Iveliz R. Crespo, the city Law Department’s diversity officer, says she’s committed to recruiting a diverse workforce at the agency, including adding more LGBT staffers. “One of my goals is to increase the amount of diverse attorneys including LGBT attorneys,” Crespo told PGN.
Crespo, 29, who identifies as a queer woman of color, was hired in September as the agency’s first Director of Professional Development, Diversity and Inclusion. The law department has 332 staffers, including 220 attorneys.
“My main focus is not only to diversify our workforce, but also to ensure that when we bring in these diverse attorneys, they can thrive in this environment. We want to ensure they’re able to succeed and grow professionally,” she said.
Crespo said she’s personally aware of numerous LGBT attorneys at the agency. But she stopped short of estimating how many staffers are LGBT. In August, she hopes to launch an “inclusivity assessment.” The voluntary staff survey will contain questions about the respondent’s LGBT status.
“It’s a way for me to ask questions of our staff — to collect information on their race, sex, sexual orientation, gender identity.
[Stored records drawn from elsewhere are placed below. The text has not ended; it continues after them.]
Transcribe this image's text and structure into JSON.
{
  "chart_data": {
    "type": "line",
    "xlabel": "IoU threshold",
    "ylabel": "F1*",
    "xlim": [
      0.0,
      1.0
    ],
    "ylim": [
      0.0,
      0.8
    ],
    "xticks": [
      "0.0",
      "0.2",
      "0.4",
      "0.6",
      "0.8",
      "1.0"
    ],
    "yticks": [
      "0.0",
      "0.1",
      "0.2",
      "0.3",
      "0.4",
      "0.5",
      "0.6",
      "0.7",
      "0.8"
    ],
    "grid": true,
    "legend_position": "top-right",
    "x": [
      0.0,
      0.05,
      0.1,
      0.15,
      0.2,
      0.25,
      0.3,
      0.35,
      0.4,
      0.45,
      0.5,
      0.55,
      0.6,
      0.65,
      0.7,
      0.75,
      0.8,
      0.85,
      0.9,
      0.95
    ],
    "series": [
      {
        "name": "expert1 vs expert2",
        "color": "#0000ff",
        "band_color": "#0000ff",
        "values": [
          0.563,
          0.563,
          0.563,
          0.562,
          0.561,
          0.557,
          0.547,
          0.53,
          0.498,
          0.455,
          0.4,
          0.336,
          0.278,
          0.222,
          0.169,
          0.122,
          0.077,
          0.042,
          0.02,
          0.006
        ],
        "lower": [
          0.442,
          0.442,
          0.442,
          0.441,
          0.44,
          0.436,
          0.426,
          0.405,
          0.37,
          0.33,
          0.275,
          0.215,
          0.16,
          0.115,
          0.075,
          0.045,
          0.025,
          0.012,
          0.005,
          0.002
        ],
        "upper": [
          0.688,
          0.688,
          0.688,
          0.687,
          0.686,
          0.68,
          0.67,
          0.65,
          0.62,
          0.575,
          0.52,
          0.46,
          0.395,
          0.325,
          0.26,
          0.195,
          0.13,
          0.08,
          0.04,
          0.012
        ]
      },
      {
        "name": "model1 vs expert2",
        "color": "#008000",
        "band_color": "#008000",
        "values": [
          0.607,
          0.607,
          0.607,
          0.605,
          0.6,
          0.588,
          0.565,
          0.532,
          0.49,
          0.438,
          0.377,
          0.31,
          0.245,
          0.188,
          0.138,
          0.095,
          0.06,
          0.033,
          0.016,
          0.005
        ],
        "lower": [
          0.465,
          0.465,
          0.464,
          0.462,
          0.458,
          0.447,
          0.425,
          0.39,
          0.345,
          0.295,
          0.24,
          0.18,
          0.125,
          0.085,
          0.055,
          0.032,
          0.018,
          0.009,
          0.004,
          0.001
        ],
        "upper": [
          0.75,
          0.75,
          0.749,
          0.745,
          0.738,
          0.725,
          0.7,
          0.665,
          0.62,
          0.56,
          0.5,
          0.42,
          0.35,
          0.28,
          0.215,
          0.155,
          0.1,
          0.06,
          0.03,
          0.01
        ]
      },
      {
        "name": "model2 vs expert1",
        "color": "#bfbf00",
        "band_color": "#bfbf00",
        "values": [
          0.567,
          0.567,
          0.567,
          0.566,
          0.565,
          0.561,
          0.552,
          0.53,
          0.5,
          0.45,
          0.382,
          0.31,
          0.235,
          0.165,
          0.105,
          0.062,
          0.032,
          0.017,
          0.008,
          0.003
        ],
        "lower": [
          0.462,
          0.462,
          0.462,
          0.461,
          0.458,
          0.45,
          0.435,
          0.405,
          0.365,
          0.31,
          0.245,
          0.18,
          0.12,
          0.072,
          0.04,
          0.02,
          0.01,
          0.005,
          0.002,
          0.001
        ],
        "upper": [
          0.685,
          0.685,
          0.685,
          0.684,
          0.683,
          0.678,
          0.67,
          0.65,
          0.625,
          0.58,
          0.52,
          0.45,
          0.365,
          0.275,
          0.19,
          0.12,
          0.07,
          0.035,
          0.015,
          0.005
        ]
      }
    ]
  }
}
Really, it’s just a temperature check to find out what’s going on, what’s going really well and what we can improve on,” she said.
Crespo said responses elicited by the survey will result in a report she’ll provide to upper management at the law department. “I’m going to create a report with all of my findings and provide that to leadership,” she said.
The report will contain recommendations for achieving even more inclusivity at the agency, she said.
Crespo said she’s working hard to recruit employees from diverse backgrounds, including LGBT employees. For example, she makes sure job descriptions are sent to venues where LGBT applicants are likely, such as LGBT affinity groups and law-student organizations.
Since December, 66 percent of the law department’s new hires identified as people of color and 61 percent identified as women. Crespo said the agency doesn’t collect information about the LGBTQ status of new hires but hopes to do so in the future.
In August, Crespo will speak at Lavender Law’s annual conference, to be held in Philadelphia. “I hope to generate interest in working at the law department,” she said. The three-day conference is hosted by the National LGBT Bar Association and is expected to draw about 500 law students.
“Not only are we recruiting LGBT attorneys but we’re making safe spaces so people can grow and work here longterm. I want to make sure folks view the law department as a space where they can be their full selves,” Crespo said.
The law department also seeks to raise its profile among minority communities. For example, the department encourages its attorneys to take leadership roles in minority-based affinity groups. “We want to be sure we’re being as inclusive as possible in every aspect of everything we do,” Crespo said.
Within the law department, Crespo also ensures that professional-development training includes LGBTQ-related cultural competency workshops. “We’re bringing in diverse hires and we’re also working with people who aren’t necessarily diverse to learn how to effectively be culturally competent lawyers,” she said.
Before joining the Law Department, Crespo worked as a civil litigator for various non-profits. She has fought for migrant farm workers in civil rights, labor trafficking, and employment law matters. Her most recent position at a non-profit was at Mazzoni Center, where she served as a staff attorney.
Crespo said she enjoys her work at the law department very much. “This is probably one of the most affirming places where I’ve worked at. It’s a place where I’m not concerned about being myself, talking openly about being queer. I feel very supported by leadership.”
Crespo hasn’t received any negative feedback about her new position. “Most people have received me very positively,” she concluded. “I haven’t received any negative feedback.”